Erfahrungen innerhalb akademischer Szenen haben die Berliner genug gesammelt, letztes Jahr erst präsentierten sie in der Parochialkirche in Mitte ein Aufführungswerk für den DAAD mit dem Titel „Mille Tableaux: 50 Jahre Musique Concrete“. Dort haben sie das für sie Interessanteste des Klangmaterials in den Rechner gesteckt und filettiert, sozusagen die „schönsten Momente“ herausdestilliert, diese dann auf 7 CDs gebrannt und damit ein im Raum verteiltes Boxensystem beschallt. Dies war eine notwendige Dekonstruktion einer klassischen Tradition, das Ziel von „Monolake“ aber ist ein anderes. „Was wir mit unserer Musik erreichen wollen, ist: dass man ihr mehrere Stufen an Aufmerksamkeit entgegenbringen kann. Das Ziel ist eine Musik, die nebenbei hörbar ist, die aber auch nach dem zwanzigsten intensiven Hören etwas neues bringen kann – das ist die Idealvorstellung“, sagt Robert, und bringt damit exakt die Wirkungsweise von „Interstate“ auf den Punkt. Das Wichtige, egal ob beim Produzieren, Livespielen oder beim DJen, ist immer der Versuch, eine Gesamtatmosphäre zu schaffen, die funktioniert. Ein Zuviel an Harmonie wird auf Dauer unerträglich, und das ist es ja auch, was den „normalen“ kadenzbasierten Ambient zb. nach einer Weile so anstrengend macht. Irgendwann fordert sich der Bruch selber ein. Und dann muss man wieder zusammenschneiden.

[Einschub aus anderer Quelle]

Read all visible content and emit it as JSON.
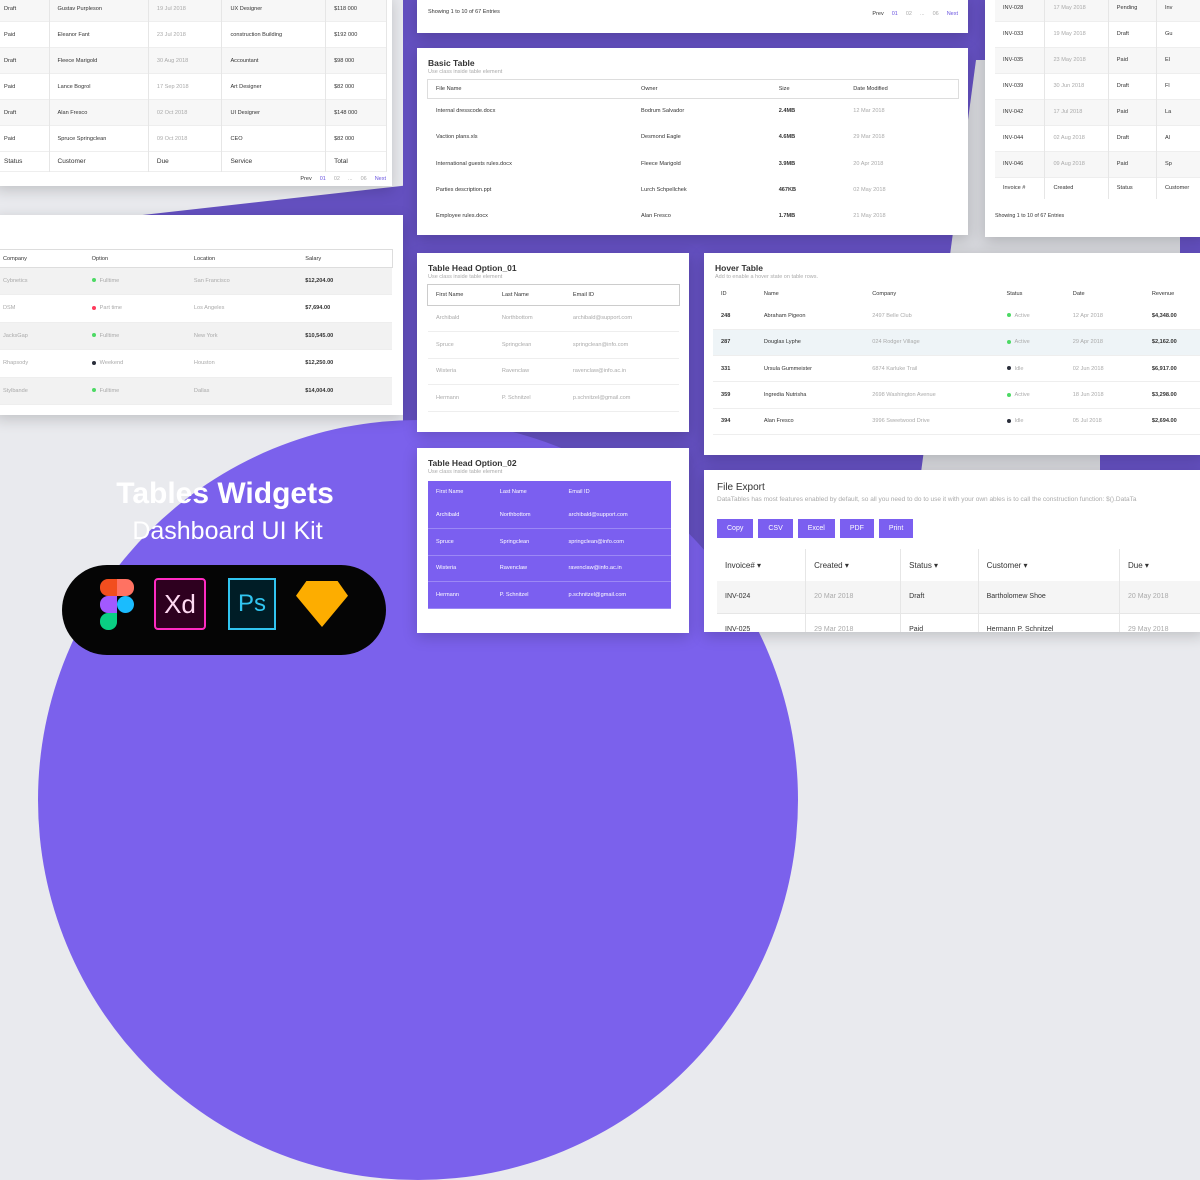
{
  "colors": {
    "purple": "#7b5ff0",
    "purple_dark": "#6450c0",
    "active": "#4cd964",
    "idle": "#2a2e3a",
    "part_time": "#ff3b5c"
  },
  "invoices_left": {
    "columns": [
      "Status",
      "Customer",
      "Due",
      "Service",
      "Total"
    ],
    "rows": [
      [
        "Draft",
        "Gustav Purpleson",
        "19 Jul 2018",
        "UX Designer",
        "$118 000"
      ],
      [
        "Paid",
        "Eleanor Fant",
        "23 Jul 2018",
        "construction Building",
        "$192 000"
      ],
      [
        "Draft",
        "Fleece Marigold",
        "30 Aug 2018",
        "Accountant",
        "$98 000"
      ],
      [
        "Paid",
        "Lance Bogrol",
        "17 Sep 2018",
        "Art Designer",
        "$82 000"
      ],
      [
        "Draft",
        "Alan Fresco",
        "02 Oct 2018",
        "UI Designer",
        "$148 000"
      ],
      [
        "Paid",
        "Spruce Springclean",
        "09 Oct 2018",
        "CEO",
        "$82 000"
      ]
    ],
    "pager": [
      "Prev",
      "01",
      "02",
      "...",
      "06",
      "Next"
    ]
  },
  "salary": {
    "columns": [
      "Company",
      "Option",
      "Location",
      "Salary"
    ],
    "rows": [
      [
        "Cybnetics",
        "Fulltime",
        "San Francisco",
        "$12,204.00",
        "active"
      ],
      [
        "DSM",
        "Part time",
        "Los Angeles",
        "$7,694.00",
        "part_time"
      ],
      [
        "JacksGap",
        "Fulltime",
        "New York",
        "$10,545.00",
        "active"
      ],
      [
        "Rhapsody",
        "Weekend",
        "Houston",
        "$12,250.00",
        "idle"
      ],
      [
        "Stylbande",
        "Fulltime",
        "Dallas",
        "$14,004.00",
        "active"
      ]
    ]
  },
  "top_mid": {
    "showing": "Showing 1 to 10 of 67 Entries",
    "pager": [
      "Prev",
      "01",
      "02",
      "...",
      "06",
      "Next"
    ]
  },
  "basic": {
    "title": "Basic Table",
    "subtitle": "Use class inside table element",
    "columns": [
      "File Name",
      "Owner",
      "Size",
      "Date Modified"
    ],
    "rows": [
      [
        "Internal dresscode.docx",
        "Bodrum Salvador",
        "2.4MB",
        "12 Mar 2018"
      ],
      [
        "Vaction plans.xls",
        "Desmond Eagle",
        "4.6MB",
        "29 Mar 2018"
      ],
      [
        "International guests rules.docx",
        "Fleece Marigold",
        "3.9MB",
        "20 Apr 2018"
      ],
      [
        "Parties description.ppt",
        "Lurch Schpellchek",
        "467KB",
        "02 May 2018"
      ],
      [
        "Employee rules.docx",
        "Alan Fresco",
        "1.7MB",
        "21 May 2018"
      ]
    ]
  },
  "invoices_right": {
    "columns": [
      "Invoice #",
      "Created",
      "Status",
      "Customer"
    ],
    "rows": [
      [
        "INV-028",
        "17 May 2018",
        "Pending",
        "Inv"
      ],
      [
        "INV-033",
        "19 May 2018",
        "Draft",
        "Gu"
      ],
      [
        "INV-035",
        "23 May 2018",
        "Paid",
        "El"
      ],
      [
        "INV-039",
        "30 Jun 2018",
        "Draft",
        "Fl"
      ],
      [
        "INV-042",
        "17 Jul 2018",
        "Paid",
        "La"
      ],
      [
        "INV-044",
        "02 Aug 2018",
        "Draft",
        "Al"
      ],
      [
        "INV-046",
        "09 Aug 2018",
        "Paid",
        "Sp"
      ]
    ],
    "showing": "Showing 1 to 10 of 67 Entries"
  },
  "head1": {
    "title": "Table Head Option_01",
    "subtitle": "Use class inside table element",
    "columns": [
      "First Name",
      "Last Name",
      "Email ID"
    ],
    "rows": [
      [
        "Archibald",
        "Northbottom",
        "archibald@support.com"
      ],
      [
        "Spruce",
        "Springclean",
        "springclean@info.com"
      ],
      [
        "Wisteria",
        "Ravenclaw",
        "ravenclaw@info.ac.in"
      ],
      [
        "Hermann",
        "P. Schnitzel",
        "p.schnitzel@gmail.com"
      ]
    ]
  },
  "head2": {
    "title": "Table Head Option_02",
    "subtitle": "Use class inside table element",
    "columns": [
      "First Name",
      "Last Name",
      "Email ID"
    ],
    "rows": [
      [
        "Archibald",
        "Northbottom",
        "archibald@support.com"
      ],
      [
        "Spruce",
        "Springclean",
        "springclean@info.com"
      ],
      [
        "Wisteria",
        "Ravenclaw",
        "ravenclaw@info.ac.in"
      ],
      [
        "Hermann",
        "P. Schnitzel",
        "p.schnitzel@gmail.com"
      ]
    ]
  },
  "hover": {
    "title": "Hover Table",
    "subtitle": "Add to enable a hover state on table rows.",
    "columns": [
      "ID",
      "Name",
      "Company",
      "Status",
      "Date",
      "Revenue"
    ],
    "rows": [
      [
        "248",
        "Abraham Pigeon",
        "2497 Belle Club",
        "Active",
        "12 Apr 2018",
        "$4,348.00",
        "active"
      ],
      [
        "287",
        "Douglas Lyphe",
        "024 Rodger Village",
        "Active",
        "29 Apr 2018",
        "$2,162.00",
        "active"
      ],
      [
        "331",
        "Ursula Gummeister",
        "6874 Karluke Trail",
        "Idle",
        "02 Jun 2018",
        "$6,917.00",
        "idle"
      ],
      [
        "359",
        "Ingredia Nutrisha",
        "2698 Washington Avenue",
        "Active",
        "18 Jun 2018",
        "$3,298.00",
        "active"
      ],
      [
        "394",
        "Alan Fresco",
        "3996 Sweetwood Drive",
        "Idle",
        "05 Jul 2018",
        "$2,694.00",
        "idle"
      ]
    ]
  },
  "export": {
    "title": "File Export",
    "subtitle": "DataTables has most features enabled by default, so all you need to do to use it with your own ables is to call the construction function: $().DataTa",
    "buttons": [
      "Copy",
      "CSV",
      "Excel",
      "PDF",
      "Print"
    ],
    "columns": [
      "Invoice#",
      "Created",
      "Status",
      "Customer",
      "Due"
    ],
    "rows": [
      [
        "INV-024",
        "20 Mar 2018",
        "Draft",
        "Bartholomew Shoe",
        "20 May 2018"
      ],
      [
        "INV-025",
        "29 Mar 2018",
        "Paid",
        "Hermann P. Schnitzel",
        "29 May 2018"
      ]
    ]
  },
  "hero": {
    "title": "Tables Widgets",
    "subtitle": "Dashboard UI Kit",
    "tools": [
      {
        "name": "figma-icon"
      },
      {
        "name": "xd-icon",
        "label": "Xd"
      },
      {
        "name": "photoshop-icon",
        "label": "Ps"
      },
      {
        "name": "sketch-icon"
      }
    ]
  }
}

Dieser Punkt ist für die Organisation des Tonmaterials von „Monolake“ besonders wichtig. In ihrer Musik gibt es einen relativ langen Moment der Vorbereitung, in dem vom späteren Tonkonstrukt noch keinerlei klare Vorstellung existiert. Man schreibt vielleicht ein Programm, das eine bestimmte Art von Struktur erzeugt, oder mit dem man Klänge finden und manipulieren kann. Irgendwann ist dann der Punkt erreicht, an dem deutlich wird, dass man anfangen kann, das Material zusammenzufassen. Und die Kunst ist, den richtigen Moment zu erfassen, an dem das Material zusammenläuft. Was „Monolake“ sehr vorangebracht hat, war das Schreiben und Erstellen eines eigenen Softwaresequenzers, mit dem die Rythmen auf „Interstate“ programmiert worden sind. „Er trifft genau unsere Rythmik. Wir haben einige logische Feinheiten eingebaut, welche die Permutation von Rythmen ermöglichen. Die Maschine spielt sie für uns ein, trotzdem sind sie kontrollierbar.“ Den reinen Aufnahmeprozess im Studio kann man sich wie eine Improvisation vorstellen: das Band läuft mit, und die Musik wird zu einer endlosen Sosse mit genau den Problemen einer jeden Live-Improvisation: tolle Stellen, quälende Stellen, Unfunktionales und dann die einmaligen Highlights. Der Vorteil einer Improvisation ist, so Robert, sich die Chance offenzuhalten, zu neuen Dingen zu kommen. Für ihn bedeutet dieser Prozess eine Kombination aus extremer Präzision und gleichzeitig der Freiheit, sich gehen lassen zu können und in einen Fluss zu kommen. Und da ist Improvisation als Mittel zum Erkenntnisgewinn ganz essentiell. Die Form des Tracks entsteht dann beim cutten. „Das Schneiden dauert sehr lange, da wir häufig an jedem Detail basteln. So wird die Musik Schritt für Schritt veredelt, im Grunde ist das ein Destillationsprozess.“ Das überraschende, so Robert, ist bei einer späteren Sicht und Analyse, dass am Ende häufig ganz klassische Songstrukturen herauskommen. Auch wenn man eigentlich Melodien vermeiden will und emotionale Zustände auf eine andere Art herzustellen versucht, ist es eine lustige Erkenntnis, dass sich letztlich trotz anderer Arbeitsweisen wieder dieselben Universalien herausbilden.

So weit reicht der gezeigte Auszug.